Los Angeles County Metropolitan Transportation Authority staffers wrote in a new report that, based on two days of checks along the transit line, about 25.9% of passengers either did not have a valid fare or had not paid correctly before boarding. Officials called the discovery frustrating and unexpected.
“I think we’re all disappointed in the results,” Metro chief executive Art Leahy said at a recent downtown meeting. The study suggests fare evasion along the Orange Line could be four times as high as the systemwide figure, which officials have traditionally said is about 6%.
About 30,000 people each day use the Orange Line, which connects commuters in Chatsworth and Woodland Hills with the Red Line subway’s northern terminus in North Hollywood.
Passengers boarding Orange Line buses are supposed to touch their plastic TAP cards to a waist-height pillar that automatically deducts the fare from a pre-paid account. The platforms have no turnstiles to prevent passengers from boarding without paying, and the buses do not have fare boxes.
“I’m not sure it’s all malicious,” said Ann Sheridan of Sherman Oaks as she waited for a bus at the Canoga Orange Line station in Woodland Hills. “Some people may not even realize where to pay.”
During two days in December, uniformed and plainclothes Los Angeles County Sheriff’s Department deputies checked fares at five different Orange Line stations.
According to data reviewed by The Times, 12% of riders stopped during the study did not have a TAP card or had no money loaded onto their cards. About 3% of passengers had paid for transit passes, but had not activated them at a ticket-vending machine. And about 7% of passengers had valid fares but had not tapped before boarding the bus.

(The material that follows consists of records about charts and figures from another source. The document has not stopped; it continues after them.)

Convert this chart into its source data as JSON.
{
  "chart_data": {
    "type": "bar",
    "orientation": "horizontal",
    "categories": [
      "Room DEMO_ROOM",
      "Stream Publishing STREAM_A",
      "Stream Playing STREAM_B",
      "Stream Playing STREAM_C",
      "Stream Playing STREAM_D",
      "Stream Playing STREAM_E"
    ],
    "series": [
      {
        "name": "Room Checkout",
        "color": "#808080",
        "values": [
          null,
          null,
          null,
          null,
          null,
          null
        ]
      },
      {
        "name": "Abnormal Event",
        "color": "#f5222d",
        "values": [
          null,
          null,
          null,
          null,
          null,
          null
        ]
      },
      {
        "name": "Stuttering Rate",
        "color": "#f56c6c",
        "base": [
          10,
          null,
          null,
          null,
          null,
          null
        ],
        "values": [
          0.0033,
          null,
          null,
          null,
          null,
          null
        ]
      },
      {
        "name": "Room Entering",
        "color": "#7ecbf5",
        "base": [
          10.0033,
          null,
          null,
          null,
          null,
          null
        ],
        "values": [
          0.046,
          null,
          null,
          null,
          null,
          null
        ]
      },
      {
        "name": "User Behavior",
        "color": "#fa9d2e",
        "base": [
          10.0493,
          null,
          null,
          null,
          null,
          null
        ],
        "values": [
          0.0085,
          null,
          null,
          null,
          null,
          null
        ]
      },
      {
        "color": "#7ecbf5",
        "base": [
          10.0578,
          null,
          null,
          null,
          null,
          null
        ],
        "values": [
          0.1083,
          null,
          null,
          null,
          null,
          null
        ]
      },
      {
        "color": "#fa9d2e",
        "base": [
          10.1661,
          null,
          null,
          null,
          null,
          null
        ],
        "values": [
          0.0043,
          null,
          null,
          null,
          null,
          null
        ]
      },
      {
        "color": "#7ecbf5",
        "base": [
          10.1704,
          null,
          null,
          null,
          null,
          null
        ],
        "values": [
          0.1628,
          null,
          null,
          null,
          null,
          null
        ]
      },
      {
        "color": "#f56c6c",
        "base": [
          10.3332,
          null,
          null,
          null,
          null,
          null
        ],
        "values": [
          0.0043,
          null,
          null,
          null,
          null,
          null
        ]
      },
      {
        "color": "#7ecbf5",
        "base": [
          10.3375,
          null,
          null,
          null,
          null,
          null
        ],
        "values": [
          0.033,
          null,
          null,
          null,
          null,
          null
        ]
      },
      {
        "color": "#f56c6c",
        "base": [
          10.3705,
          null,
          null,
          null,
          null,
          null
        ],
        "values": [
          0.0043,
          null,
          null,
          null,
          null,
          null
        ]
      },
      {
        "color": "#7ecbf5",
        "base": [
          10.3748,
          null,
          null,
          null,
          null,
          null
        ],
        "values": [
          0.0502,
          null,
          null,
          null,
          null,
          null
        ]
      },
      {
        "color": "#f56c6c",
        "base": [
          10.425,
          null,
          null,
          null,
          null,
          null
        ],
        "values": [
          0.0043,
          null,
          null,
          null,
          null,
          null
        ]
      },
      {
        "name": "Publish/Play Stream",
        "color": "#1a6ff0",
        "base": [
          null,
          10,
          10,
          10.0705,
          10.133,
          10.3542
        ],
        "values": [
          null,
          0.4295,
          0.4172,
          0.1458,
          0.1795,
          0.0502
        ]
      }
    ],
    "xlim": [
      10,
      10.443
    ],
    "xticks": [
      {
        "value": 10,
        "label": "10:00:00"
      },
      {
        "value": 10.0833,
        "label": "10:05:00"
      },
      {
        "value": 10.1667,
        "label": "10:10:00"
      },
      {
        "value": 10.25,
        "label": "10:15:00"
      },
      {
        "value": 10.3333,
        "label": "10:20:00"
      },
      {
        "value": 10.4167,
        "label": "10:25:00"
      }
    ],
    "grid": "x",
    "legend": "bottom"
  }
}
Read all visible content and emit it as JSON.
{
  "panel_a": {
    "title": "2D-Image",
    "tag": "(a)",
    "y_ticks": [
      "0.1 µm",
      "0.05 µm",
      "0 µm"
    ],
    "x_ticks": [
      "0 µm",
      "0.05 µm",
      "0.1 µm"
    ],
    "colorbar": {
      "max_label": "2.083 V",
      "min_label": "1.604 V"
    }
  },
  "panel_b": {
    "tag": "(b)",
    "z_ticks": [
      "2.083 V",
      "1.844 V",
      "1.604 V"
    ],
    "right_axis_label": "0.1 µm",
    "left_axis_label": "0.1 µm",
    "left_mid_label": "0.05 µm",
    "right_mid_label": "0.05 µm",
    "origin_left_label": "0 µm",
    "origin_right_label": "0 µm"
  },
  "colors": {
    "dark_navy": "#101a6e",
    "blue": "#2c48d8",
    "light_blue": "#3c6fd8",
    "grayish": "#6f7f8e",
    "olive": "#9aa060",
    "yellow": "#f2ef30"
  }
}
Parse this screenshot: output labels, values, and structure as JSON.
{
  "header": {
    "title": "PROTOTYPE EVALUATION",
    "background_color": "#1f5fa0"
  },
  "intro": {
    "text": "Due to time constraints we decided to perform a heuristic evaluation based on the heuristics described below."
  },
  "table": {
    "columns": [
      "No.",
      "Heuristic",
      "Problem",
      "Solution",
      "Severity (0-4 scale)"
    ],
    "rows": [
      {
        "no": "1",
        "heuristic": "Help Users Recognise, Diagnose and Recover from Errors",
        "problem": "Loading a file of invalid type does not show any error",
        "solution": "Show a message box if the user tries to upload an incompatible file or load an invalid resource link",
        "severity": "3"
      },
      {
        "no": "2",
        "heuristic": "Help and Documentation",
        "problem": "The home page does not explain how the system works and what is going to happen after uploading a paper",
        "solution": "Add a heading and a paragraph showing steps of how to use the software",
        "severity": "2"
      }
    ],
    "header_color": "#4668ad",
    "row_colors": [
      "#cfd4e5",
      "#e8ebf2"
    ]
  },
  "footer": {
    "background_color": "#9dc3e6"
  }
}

Metro estimates the annual loss in fare revenue is between $1 million and $2 million, according to spokesman Rick Jager. The standard fare for the Orange Line is $1.50, but the average fare on the Metro system is closer to 70 cents because many riders, including seniors and students, receive discounted fares.
Fare evasion has been a central part of the discussion over an expected $36-million deficit in Metro’s 2016 operating budget. The agency hopes fare collections can eventually cover about one-third of the cost to operate the county’s sprawling bus and rail system. That figure is currently closer to 26%, and is expected to fall in coming years.
Los Angeles City Council member Paul Krekorian, who sits on the Metro Board of Directors, said in an interview that some officials and riders have asked for an expansion of the Orange Line, by either converting the system to light-rail or adding more capacity along the bus route.
“But before we even begin to talk about expanding capacity, we have to make sure the people that are currently riding it are paying their fares,” Krekorian said.
With County Supervisor Zev Yaroslavsky, Krekorian has asked for a report on setting up an awareness campaign that would to teach passengers how to correctly pay their fares, as well as the feasibility and cost of adding gates to Orange Line platforms.
More sheriffs’ deputies are now patrolling the Orange Line. Metro staffers said an increased law enforcement presence should help discourage fare evasion.